Ohio City Inc. also obtained permission from property owners and the city to install the murals. The agency will maintain the artworks for five years.

The participating nonprofits, including Cleveland Public Theatre, the Transformer Station, Cleveland Print Room, Spaces, Ingenuity Cleveland and Ohio City Inc. chose the participating artists from a list provided by the foundation.

Not all the Creative Fusion projects this fall are murals. Artist Rainer Prohaska of Austria will create a surreal temporary installation in the Transformer Station parking lot consisting of five automobiles parked on their roofs like upside down turtles.

"It's the anti-parking parking lot," said art collector and philanthropist Fred Bidwell, co-founder of the Transformer Station.

Personal whimsy

In a related spirit of fun and non-sense, Cleveland artist Mike Sobeck painted a triangular slice of pizza that appears to be partially smeared across the white brick surface on the backside of the same building that feature's Picchi's flying tiger mural.

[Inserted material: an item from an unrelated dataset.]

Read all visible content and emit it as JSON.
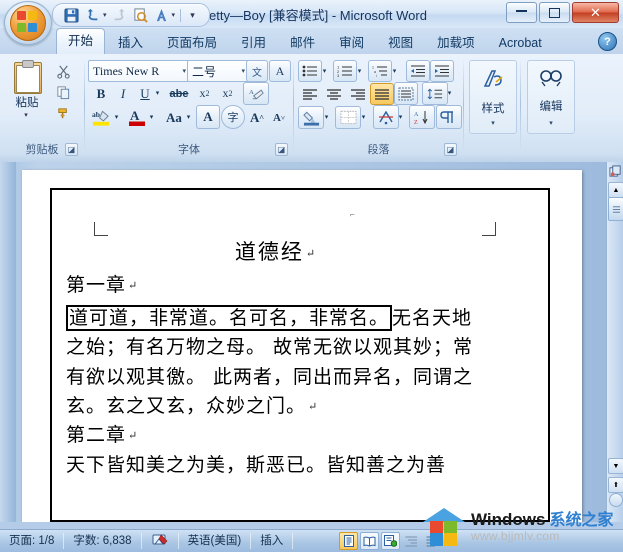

Erin Guido, another Cleveland artist, painted a one-story brick wall at West 26th Street and Detroit Avenue as a field of black sprinkled with luminous colored squares, rectangles, triangles and arch shapes that glow like stained glass. Her work injects a striking note of visual appeal in an unlikely place.

Inspired by Egyptian hieroglyphics, David Shillinglaw of London, England, 34, is painting a bright, colorful array of symbolic images on the three-story rear facade of a brick building at 1468 West 25th St.

The images include a fruit tree, a pair of open hands, a staircase and a snake based on a one-time pet of Shillinglaw's that he called "Snakespeare."

Sign language

"I'm interested in how we take these loves, fears, hopes and hates and translate them into symbols," he said of his evolving work, which constitutes a kind of self-invented international sign language.

Donald Black Jr., another Creative Fusion artist from Cleveland, applied a vinyl photomural with autobiographical meanings to a brick facade of the Van Rooy Building, owned by Fred Bidwell and his wife, Laura, at 2900 Detroit Ave.

Visible to eastbound traffic, the image depicts a solitary black boy atop a staircase in a vacant industrial building in Slavic Village that has since been demolished.

The image communicates isolation amid decay and abandonment, emotions that Black said he felt in his childhood.

Despite the work's somber tone, Black said he was pleased that he was commissioned by Creative Fusion not only to document work by the other artists, but to create a mural of his own.

"I feel like I'm dancing with what I'm doing now," he said. "Before, I felt like I wasn't even watching someone else dancing. I couldn't see it."

Breaking barriers

The biggest common denominator among all the murals is that they melt the opacity of the walls they adorn by morphing brick and concrete into color and light.

That's especially true of Nahu's big mural along the Shoreway retaining wall.

Conceived in the 1930s and '40s, and completed in the 1950s, the Shoreway severed low-income black residents in the Lakeview apartments on the north side of the highway from the increasingly vibrant core of Ohio City to the south.

It also left the public housing marooned between the highway and heaps of gravel piled along the old channel of the Cuyahoga River to the north, where trucks hauling heavy loads send clouds of dust wafting through Lakeview when the wind comes in off Lake Erie.

Nahu's mural has turned a huge, ugly and socially isolating piece of highway infrastructure into a panoramic image of children whose faces glow with pride and hope.

And that, one might say, is an act of creative fusion.